Son 16 yılda emekliler ile çalışanlar arasındaki ücret uçurumunun düzelteceği vaat edilmesine karşın, bugüne kadar bu konuda herhangi bir çabanın sarf edilmemiş olması, bu uçurumun daha da artmasına neden olmuştur. Çalışanların maaşlarına ek ödemelerle yapılan iyileştirmelerin emeklilik sonrasına yansımaması, emeklilerle çalışanlar arasında maaş farkını iyileştirmelerin emeklilik sonrasına yansımaması; emeklilerle çalışanlar arasında maaş farkını ortaya çıkarmakta ve bu durum yapılan her artışla giderek büyümektedir. Bugün en düşük memur ile en yüksek maaş alan arasında çok büyük fark bulunmaktadır. Sosyal Güvenlik Kurumlarından emekli maaşı alanlar arasında ücret dengesizliğinin yanı sıra aynı kurumda aynı pozisyondan emekli olanlar arasında da çok farklı maaşlar alınmaktadır. Türkiye’de çalışanların, emeklilerin uğradığı ücret adaletsizliği kronikleşmiştir.

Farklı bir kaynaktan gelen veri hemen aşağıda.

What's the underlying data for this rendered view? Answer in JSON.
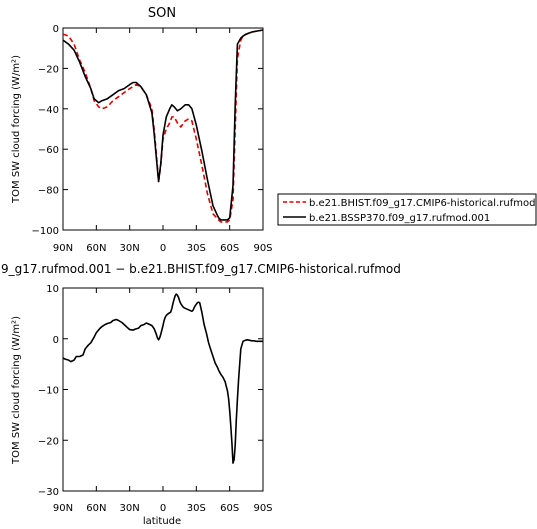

2018 Temmuz zammı memur emeklileri için yüzde 8.65 olmasıyla en düşük memur emeklisi maaşı bin 978 liradan 2 bin 149 liraya yükselmiştir. Zam oranı SSK ve Bağ-Kur emeklilerinde ise yüzde 9.17 olarak gerçekleşmiştir. 2018 yılı Ağustos ayından itibaren etkisini hızla hissettiren kriz ve özellikle gıda ve  enerji fiyatlarındaki artışlar geçinemeyen emeklileri daha da zor bir duruma sürüklemektedir. Son 16 yıldaki ücret politikaları emekliler ve çalışanları yoksulluğa, geçim sıkıntısına mahkum etmektedir. Çalışanların aldığı ücretler, geçimlerine yetmediği gibi emeklilik dönemlerinde, açlık-yoksulluk sınırında bir yaşam vaat edilerek güvence sağlamamaktadır.

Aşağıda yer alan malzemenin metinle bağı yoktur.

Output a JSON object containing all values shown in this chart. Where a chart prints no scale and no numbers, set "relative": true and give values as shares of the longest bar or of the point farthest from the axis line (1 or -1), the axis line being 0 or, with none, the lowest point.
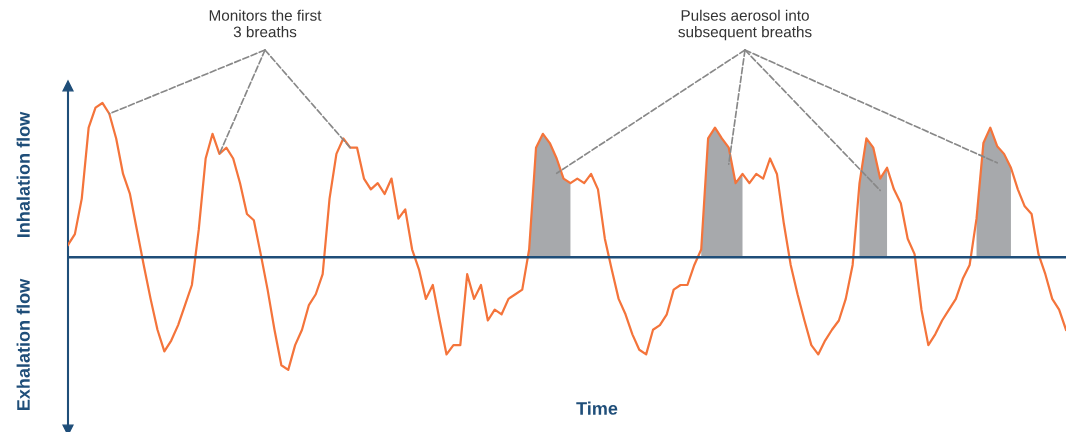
{
  "chart_data": {
    "type": "line",
    "relative": true,
    "xlabel": "Time",
    "ylabel": "Inhalation flow",
    "ref_lines": [
      {
        "axis": "y",
        "value": 0,
        "color": "#1f4e79"
      }
    ],
    "annotations": [
      "Monitors the first\n3 breaths",
      "Pulses aerosol into\nsubsequent breaths",
      "Exhalation flow"
    ],
    "categories": [
      null,
      null,
      null,
      null,
      null,
      null,
      null,
      null,
      null,
      null,
      null,
      null,
      null,
      null,
      null,
      null,
      null,
      null,
      null,
      null,
      null,
      null,
      null,
      null,
      null,
      null,
      null,
      null,
      null,
      null,
      null,
      null,
      null,
      null,
      null,
      null,
      null,
      null,
      null,
      null,
      null,
      null,
      null,
      null,
      null,
      null,
      null,
      null,
      null,
      null,
      null,
      null,
      null,
      null,
      null,
      null,
      null,
      null,
      null,
      null,
      null,
      null,
      null,
      null,
      null,
      null,
      null,
      null,
      null,
      null,
      null,
      null,
      null,
      null,
      null,
      null,
      null,
      null,
      null,
      null,
      null,
      null,
      null,
      null,
      null,
      null,
      null,
      null,
      null,
      null,
      null,
      null,
      null,
      null,
      null,
      null,
      null,
      null,
      null,
      null,
      null,
      null,
      null,
      null,
      null,
      null,
      null,
      null,
      null,
      null,
      null,
      null,
      null,
      null,
      null,
      null,
      null,
      null,
      null,
      null,
      null,
      null,
      null,
      null,
      null,
      null,
      null,
      null,
      null,
      null,
      null,
      null,
      null,
      null,
      null,
      null,
      null,
      null,
      null,
      null,
      null,
      null,
      null,
      null,
      null,
      null
    ],
    "series": [
      {
        "color": "#f4743b",
        "values": [
          0.08,
          0.15,
          0.38,
          0.84,
          0.97,
          1.0,
          0.93,
          0.77,
          0.54,
          0.41,
          0.18,
          -0.05,
          -0.27,
          -0.47,
          -0.61,
          -0.54,
          -0.44,
          -0.31,
          -0.18,
          0.18,
          0.64,
          0.8,
          0.67,
          0.71,
          0.64,
          0.48,
          0.28,
          0.24,
          0.02,
          -0.21,
          -0.47,
          -0.7,
          -0.73,
          -0.57,
          -0.47,
          -0.31,
          -0.24,
          -0.11,
          0.38,
          0.67,
          0.77,
          0.71,
          0.71,
          0.51,
          0.44,
          0.48,
          0.41,
          0.51,
          0.25,
          0.31,
          0.05,
          -0.08,
          -0.27,
          -0.18,
          -0.41,
          -0.63,
          -0.57,
          -0.57,
          -0.11,
          -0.27,
          -0.18,
          -0.41,
          -0.34,
          -0.37,
          -0.27,
          -0.24,
          -0.21,
          0.05,
          0.71,
          0.8,
          0.74,
          0.64,
          0.51,
          0.48,
          0.51,
          0.48,
          0.54,
          0.44,
          0.12,
          -0.08,
          -0.27,
          -0.37,
          -0.5,
          -0.6,
          -0.63,
          -0.47,
          -0.44,
          -0.37,
          -0.21,
          -0.18,
          -0.18,
          -0.05,
          0.05,
          0.77,
          0.84,
          0.77,
          0.71,
          0.48,
          0.54,
          0.48,
          0.54,
          0.51,
          0.64,
          0.54,
          0.22,
          -0.05,
          -0.24,
          -0.41,
          -0.57,
          -0.63,
          -0.54,
          -0.47,
          -0.41,
          -0.27,
          -0.05,
          0.48,
          0.77,
          0.71,
          0.51,
          0.58,
          0.44,
          0.35,
          0.12,
          0.02,
          -0.34,
          -0.57,
          -0.5,
          -0.41,
          -0.34,
          -0.27,
          -0.14,
          -0.05,
          0.25,
          0.74,
          0.84,
          0.72,
          0.67,
          0.58,
          0.44,
          0.33,
          0.28,
          0.02,
          -0.11,
          -0.27,
          -0.34,
          -0.47
        ]
      },
      {
        "type": "area",
        "color": "#a7a9ac",
        "values": [
          null,
          null,
          null,
          null,
          null,
          null,
          null,
          null,
          null,
          null,
          null,
          null,
          null,
          null,
          null,
          null,
          null,
          null,
          null,
          null,
          null,
          null,
          null,
          null,
          null,
          null,
          null,
          null,
          null,
          null,
          null,
          null,
          null,
          null,
          null,
          null,
          null,
          null,
          null,
          null,
          null,
          null,
          null,
          null,
          null,
          null,
          null,
          null,
          null,
          null,
          null,
          null,
          null,
          null,
          null,
          null,
          null,
          null,
          null,
          null,
          null,
          null,
          null,
          null,
          null,
          null,
          null,
          0.05,
          0.71,
          0.8,
          0.74,
          0.64,
          0.51,
          0.48,
          null,
          null,
          null,
          null,
          null,
          null,
          null,
          null,
          null,
          null,
          null,
          null,
          null,
          null,
          null,
          null,
          null,
          null,
          0.05,
          0.77,
          0.84,
          0.77,
          0.71,
          0.48,
          0.54,
          null,
          null,
          null,
          null,
          null,
          null,
          null,
          null,
          null,
          null,
          null,
          null,
          null,
          null,
          null,
          null,
          0.48,
          0.77,
          0.71,
          0.51,
          0.58,
          null,
          null,
          null,
          null,
          null,
          null,
          null,
          null,
          null,
          null,
          null,
          null,
          0.25,
          0.74,
          0.84,
          0.72,
          0.67,
          0.58,
          null,
          null,
          null,
          null,
          null,
          null,
          null,
          null
        ]
      }
    ]
  }
}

''Çalışanlar emekli olmaktan kaçınmaktadır''

Emekli maaşları yılda iki kez Ocak ve Temmuz artırıldığından, emekliler, büyümeden pay alamamaktadır. Çalışırken maaşlarıyla zor geçinirlerken, emekli olduklarında aldıkları maaşın yan yarıya azalması nedeniyle çalışanlar emekli olmaktan kaçınmaktadır.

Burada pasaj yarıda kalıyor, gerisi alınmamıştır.